En este periodo es normal experimentar cambios de humor, o cierta ambivalencia, en un momento siento que mi bebé es lo más maravilloso que podía ocurrirme y en el siguiente…¡Dios mío qué he hecho!.  Y también lo es sentirse irritable, con cierta ansiedad o incluso algo triste después del parto*, y muy a menudo podemos tener la lágrima fácil, muuuuuy fácil.

Si me siento así no quiere decir que no esté contenta, o que no quiera a mi bebé, o que no vaya a sentirme conectada a él poco a poco si aun no lo siento. Se trata de un periodo de transición en que se inicia una nueva etapa vital y todo en mi va a ajustarse a la nueva situación, y ante esto puedo sentirme frágil y vulnerable, ¡exhausta!. Esto es especialmente difícil si mi idea del periodo después del nacimiento del bebé era la de un momento ideal, donde seguro que estaré en una nube y me imagino recuperada y funcionando cien por cien en la nueva situación en unas pocas semanas.

Algunas ideas para cuidar de tu salud psicológica en el postparto

Darte espacio para ser consciente de cómo te sientes y de qué está pasándote a nivel emocional y simplemente ,¡sentirlo! No hay ningún problema si a momentos te sientes triste o desbordada y en otros sientes una felicidad profunda. Permítete sentir y conectar con tus emociones sin culpabilizarte.

¡Habla! Sobretodo con tu pareja (si la tienes).  No dejes de transmitir lo que sientes, lo que te preocupa y lo que necesitas. A menudo la mejor ayuda está en sencillamente poder apoyarnos en el otro, sintiendo su comprensión y su sostén aun cuando nos sentimos más frágiles e irracionales.

Delega. A veces nos cuesta dejar de hacer algo por nosotras mismas aunque estemos al límite del cansancio porque sentimos que nadie podrá hacerlo tan bien como nosotras. Reparte con tu equipo las tareas que puedan repartirse para poder estar mejor, ¡seguro que la otra parte lo hará genial también!
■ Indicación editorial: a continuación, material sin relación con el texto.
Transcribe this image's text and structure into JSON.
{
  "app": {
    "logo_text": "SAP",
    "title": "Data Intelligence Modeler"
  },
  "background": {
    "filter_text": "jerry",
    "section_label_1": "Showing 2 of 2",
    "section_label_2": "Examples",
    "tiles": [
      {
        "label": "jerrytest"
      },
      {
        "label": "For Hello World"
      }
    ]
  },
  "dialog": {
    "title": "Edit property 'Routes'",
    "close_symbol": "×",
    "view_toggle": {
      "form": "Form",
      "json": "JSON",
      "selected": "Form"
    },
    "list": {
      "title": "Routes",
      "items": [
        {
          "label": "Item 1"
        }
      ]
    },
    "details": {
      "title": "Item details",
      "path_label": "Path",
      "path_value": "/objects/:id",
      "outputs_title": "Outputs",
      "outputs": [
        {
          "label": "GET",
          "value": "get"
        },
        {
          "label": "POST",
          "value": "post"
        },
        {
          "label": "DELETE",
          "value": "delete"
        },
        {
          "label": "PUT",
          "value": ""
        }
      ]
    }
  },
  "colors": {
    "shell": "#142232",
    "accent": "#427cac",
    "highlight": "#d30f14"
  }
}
No tengas miedo de regular las visitas. Te sugiero que, en caso de no estar segura de que compartes el punto de vista sobre este tema con tu pareja, lo hablaseis antes de la llegada del bebé. Es importante que estéis de acuerdo en cómo gestionarlo y lo agradeceréis cuando llegue el momento. Si sientes que vas a agobiarte con la familia y amigos visitándote non stop en el hospital o en casa, si no quieres estar preparando cafés con pastas mientras alimentas a un bebé y sin haber dormido, trata de evitarte agobios, pon horas de visita limitadas, días sin visitas o lo que mejor funcione para ti y tu tranquilidad.

Cuídate, mucho. Trata de comer bien y de encontrar momentos de descanso, y ¡pide y acepta ayuda para conseguirlo!. Una red de cuidados alrededor de la nueva mamá es fundamental para su salud psicológica. Comer bien, tener un momento para ducharte tranquila y cuidar tu aspecto, y salir al aire libre son cosas que puedes hacer y que te ayudarán a que todo vaya encajando de nuevo.
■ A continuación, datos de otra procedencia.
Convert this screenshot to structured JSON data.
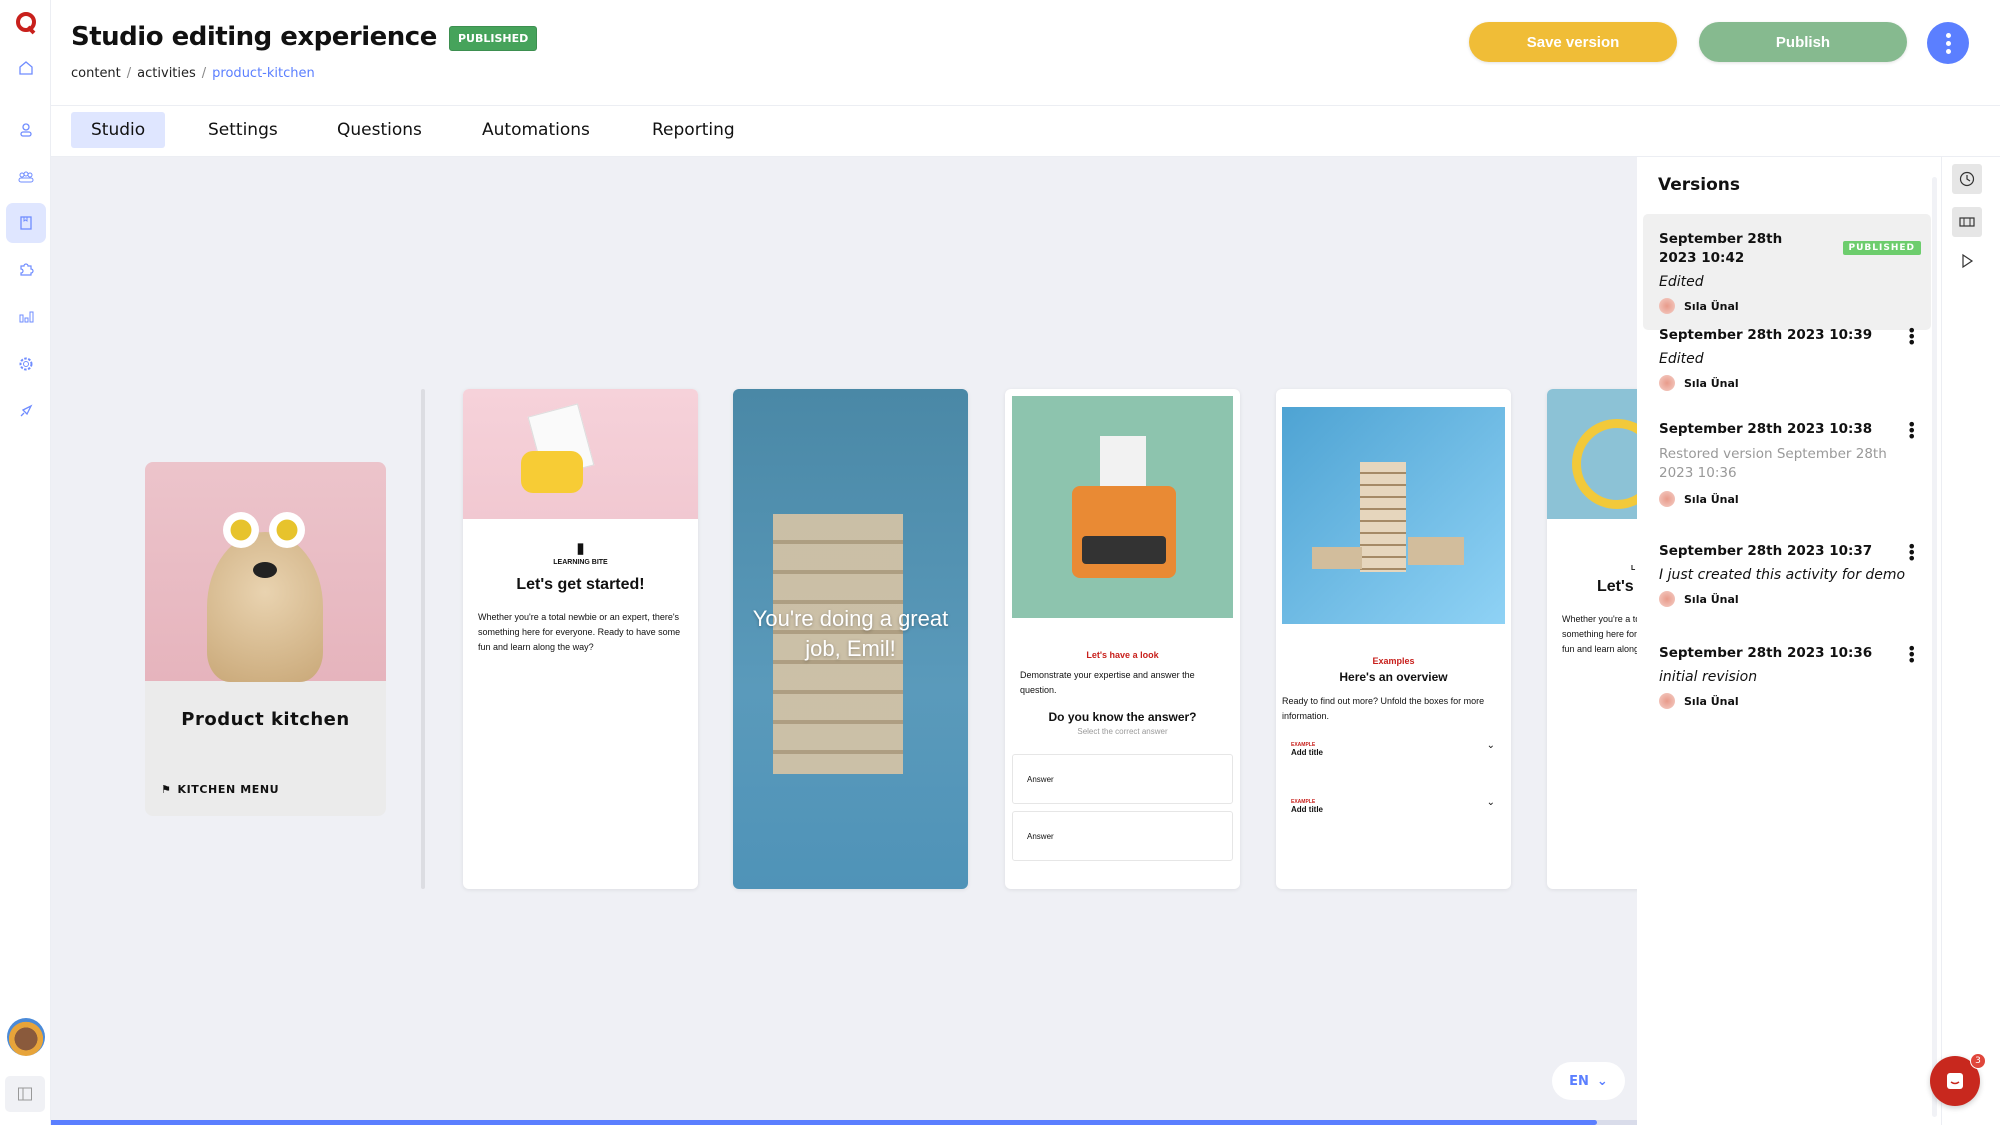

*Si estos síntomas se vuelven muy intensos e inhabilitantes y aparecen otros más severos como: tristeza constante, desesperación o incapacidad de cuidar de una misma o del bebé, sentimiento de culpa profundo o ataques de pánico, podemos estar ante un episodio depresivo mayor , lo que suele considerarse depresión postparto, y que requerirá atención profesional y ayuda.